Jusqu’à il y a moins d’une année, Mustapha Ben Jaâfar rejetait catégoriquement toute alliance avec les islamistes d’Ennahdha. Aujourd’hui, il est en passe de devenir leur guignol. Jeudi, il s'est (presque) transformé en chauffeur de salle, lors de leur 9e congrès...

Par Ridha Kéfi


Tous ceux qui cherchent à comprendre les raisons de l’alignement inconditionnel de Mustapha Ben jaâfar sur les positions d’Ennahdha et sa complaisance mielleuse vis-à-vis du parti islamiste au pouvoir, dont, hier encore, tout le séparait sur les plans idéologique et politique, ne trouvent qu’une seule explication plausible : le chef d’Ettakatol, qu’Ennahdha a intronisé président de l’Assemblée nationale constituante (Anc), espère être le prochain candidat… du parti islamiste à la présidence de la république, étant presque acquis que l’actuel titulaire du poste ne satisfait plus ses employeurs.

Si M. Ben Jaâfar est dans cet état d’esprit où les ambitions personnelles autorisent toutes sortes de concessions et d’abdications, on serait curieux de savoir ce qu’en pensent les militants d’Ettakatol, ou ce qui en restent qui, il y a à peine une année, juraient tous leurs dieux qu’ils ne s’allieraient jamais avec Ennahdha.

Petit rappel historique pour rafraîchir certaines mémoires trop oublieuses: en 2005, Ben Jaâfar et son parti, alors appelé Forum démocratique pour les libertés et le travail (Fdtl) avaient refusé de s’associer au Front du 18 octobre opposé à Ben Ali parce qu’il… comptait des islamistes.

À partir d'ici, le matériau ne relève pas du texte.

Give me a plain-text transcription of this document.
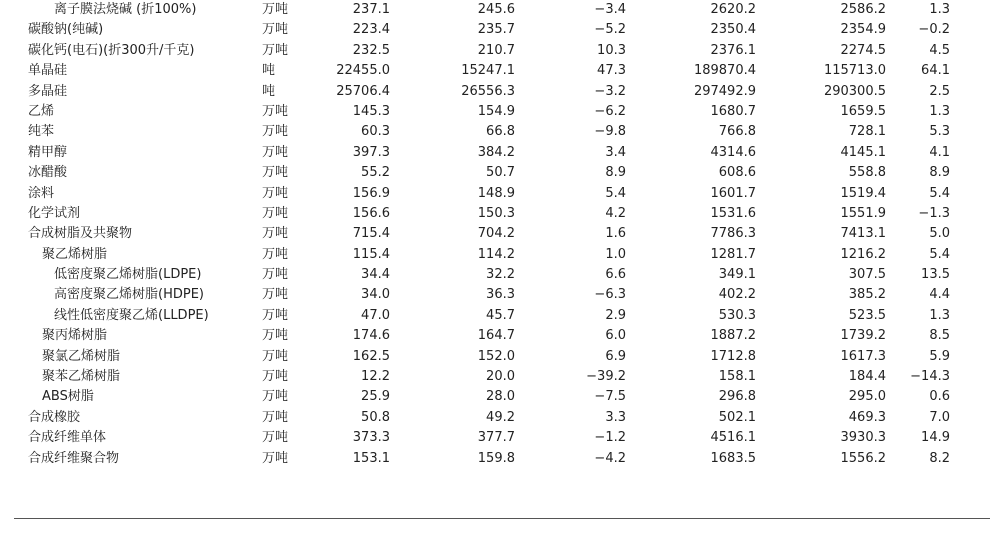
离子膜法烧碱 (折100%)	万吨	237.1	245.6	−3.4	2620.2	2586.2	1.3
碳酸钠(纯碱)	万吨	223.4	235.7	−5.2	2350.4	2354.9 −0.2
碳化钙(电石)(折300升/千克)	万吨	232.5	210.7	10.3	2376.1	2274.5	4.5
单晶硅	吨	22455.0	15247.1	47.3	189870.4	115713.0	64.1
多晶硅	吨	25706.4	26556.3	−3.2	297492.9	290300.5	2.5
乙烯	万吨	145.3	154.9	−6.2	1680.7	1659.5	1.3
纯苯	万吨	60.3	66.8	−9.8	766.8	728.1	5.3
精甲醇	万吨	397.3	384.2	3.4	4314.6	4145.1	4.1
冰醋酸	万吨	55.2	50.7	8.9	608.6	558.8	8.9
涂料	万吨	156.9	148.9	5.4	1601.7	1519.4	5.4
化学试剂	万吨	156.6	150.3	4.2	1531.6	1551.9 −1.3
合成树脂及共聚物	万吨	715.4	704.2	1.6	7786.3	7413.1	5.0
聚乙烯树脂	万吨	115.4	114.2	1.0	1281.7	1216.2	5.4
低密度聚乙烯树脂(LDPE)	万吨	34.4	32.2	6.6	349.1	307.5	13.5
高密度聚乙烯树脂(HDPE)	万吨	34.0	36.3	−6.3	402.2	385.2	4.4
线性低密度聚乙烯(LLDPE)	万吨	47.0	45.7	2.9	530.3	523.5	1.3
聚丙烯树脂	万吨	174.6	164.7	6.0	1887.2	1739.2	8.5
聚氯乙烯树脂	万吨	162.5	152.0	6.9	1712.8	1617.3	5.9
聚苯乙烯树脂	万吨	12.2	20.0	−39.2	158.1	184.4 −14.3
ABS树脂	万吨	25.9	28.0	−7.5	296.8	295.0	0.6
合成橡胶	万吨	50.8	49.2	3.3	502.1	469.3	7.0
合成纤维单体	万吨	373.3	377.7	−1.2	4516.1	3930.3	14.9
合成纤维聚合物	万吨	153.1	159.8	−4.2	1683.5	1556.2	8.2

A l’époque, quand il en coûtait de s’allier aux islamistes, Nejib Chebbi et Hamma Hammami faisaient partie, eux, de ce Front.

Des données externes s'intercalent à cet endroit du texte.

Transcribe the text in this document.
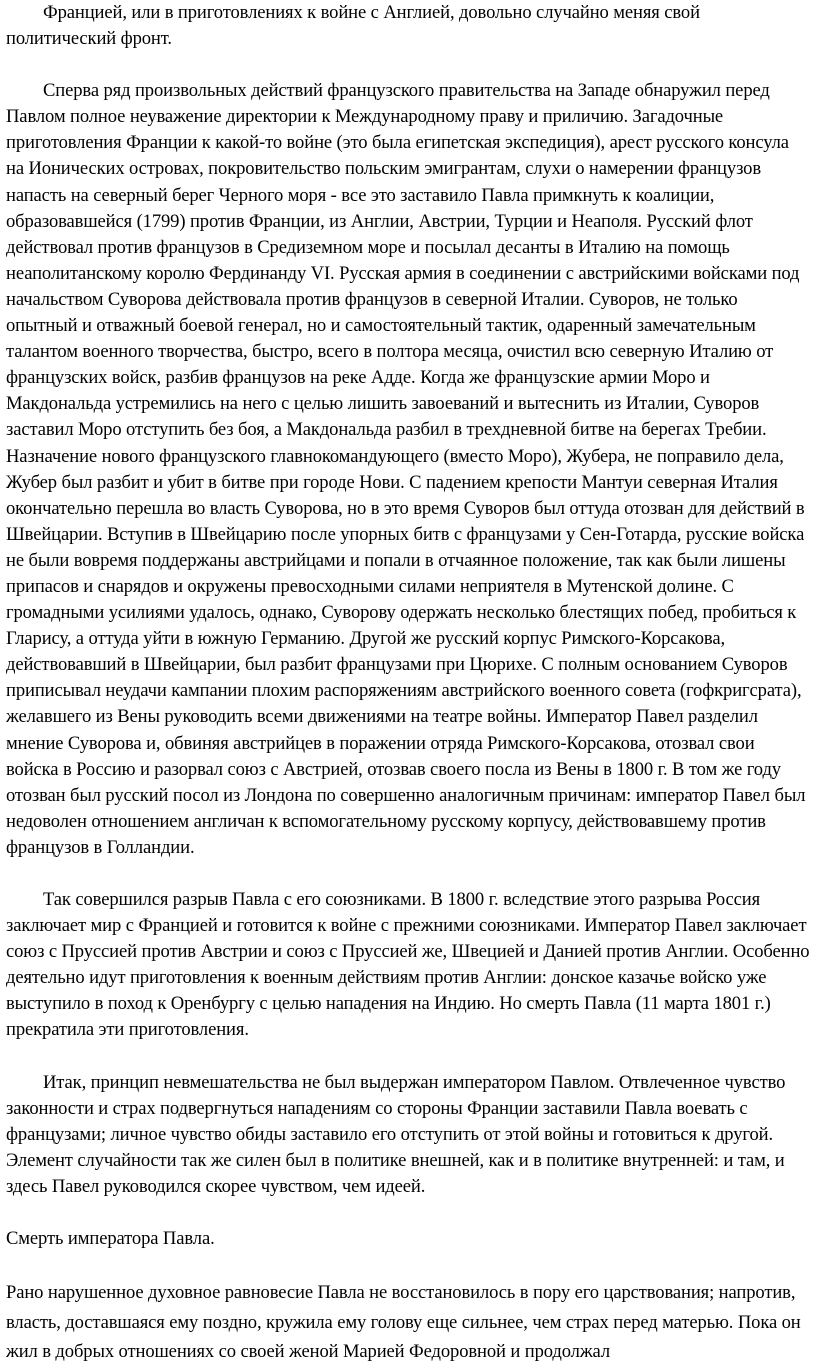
Францией, или в приготовлениях к войне с Англией, довольно случайно меняя свой политический фронт.

Сперва ряд произвольных действий французского правительства на Западе обнаружил перед Павлом полное неуважение директории к Международному праву и приличию. Загадочные приготовления Франции к какой-то войне (это была египетская экспедиция), арест русского консула на Ионических островах, покровительство польским эмигрантам, слухи о намерении французов напасть на северный берег Черного моря - все это заставило Павла примкнуть к коалиции, образовавшейся (1799) против Франции, из Англии, Австрии, Турции и Неаполя. Русский флот действовал против французов в Средиземном море и посылал десанты в Италию на помощь неаполитанскому королю Фердинанду VI. Русская армия в соединении с австрийскими войсками под начальством Суворова действовала против французов в северной Италии. Суворов, не только опытный и отважный боевой генерал, но и самостоятельный тактик, одаренный замечательным талантом военного творчества, быстро, всего в полтора месяца, очистил всю северную Италию от французских войск, разбив французов на реке Адде. Когда же французские армии Моро и Макдональда устремились на него с целью лишить завоеваний и вытеснить из Италии, Суворов заставил Моро отступить без боя, а Макдональда разбил в трехдневной битве на берегах Требии. Назначение нового французского главнокомандующего (вместо Моро), Жубера, не поправило дела, Жубер был разбит и убит в битве при городе Нови. С падением крепости Мантуи северная Италия окончательно перешла во власть Суворова, но в это время Суворов был оттуда отозван для действий в Швейцарии. Вступив в Швейцарию после упорных битв с французами у Сен-Готарда, русские войска не были вовремя поддержаны австрийцами и попали в отчаянное положение, так как были лишены припасов и снарядов и окружены превосходными силами неприятеля в Мутенской долине. С громадными усилиями удалось, однако, Суворову одержать несколько блестящих побед, пробиться к Гларису, а оттуда уйти в южную Германию. Другой же русский корпус Римского-Корсакова, действовавший в Швейцарии, был разбит французами при Цюрихе. С полным основанием Суворов приписывал неудачи кампании плохим распоряжениям австрийского военного совета (гофкригсрата), желавшего из Вены руководить всеми движениями на театре войны. Император Павел разделил мнение Суворова и, обвиняя австрийцев в поражении отряда Римского-Корсакова, отозвал свои войска в Россию и разорвал союз с Австрией, отозвав своего посла из Вены в 1800 г. В том же году отозван был русский посол из Лондона по совершенно аналогичным причинам: император Павел был недоволен отношением англичан к вспомогательному русскому корпусу, действовавшему против французов в Голландии.

Так совершился разрыв Павла с его союзниками. В 1800 г. вследствие этого разрыва Россия заключает мир с Францией и готовится к войне с прежними союзниками. Император Павел заключает союз с Пруссией против Австрии и союз с Пруссией же, Швецией и Данией против Англии. Особенно деятельно идут приготовления к военным действиям против Англии: донское казачье войско уже выступило в поход к Оренбургу с целью нападения на Индию. Но смерть Павла (11 марта 1801 г.) прекратила эти приготовления.

Итак, принцип невмешательства не был выдержан императором Павлом. Отвлеченное чувство законности и страх подвергнуться нападениям со стороны Франции заставили Павла воевать с французами; личное чувство обиды заставило его отступить от этой войны и готовиться к другой. Элемент случайности так же силен был в политике внешней, как и в политике внутренней: и там, и здесь Павел руководился скорее чувством, чем идеей.

Смерть императора Павла.

Рано нарушенное духовное равновесие Павла не восстановилось в пору его царствования; напротив, власть, доставшаяся ему поздно, кружила ему голову еще сильнее, чем страх перед матерью. Пока он жил в добрых отношениях со своей женой Марией Федоровной и продолжал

Comme quoi, le courage politique, on l’a ou on ne l’a pas. L’opportunisme aussi… Et M. Ben Jaâfar montre aujourd’hui qu’il en a à revendre. Pas le courage, l’opportunisme.

Jeudi, prononçant son discours à l'ouverture du 9e congrès d'Ennahdha, au Palais des Expositions du Kram, il a cru devoir jouer sur les sentiments, s'attardant sur les souffrances passées des militants islamistes et soulignant l'identité arabo-musulmane des Tunisiens, sous les applaudissements nourries des congressistes.

En matière de reniements politiques, on aura donc tout de vu, jusqu'à Ben Jaâfar chauffeur de salle pour les islamistes.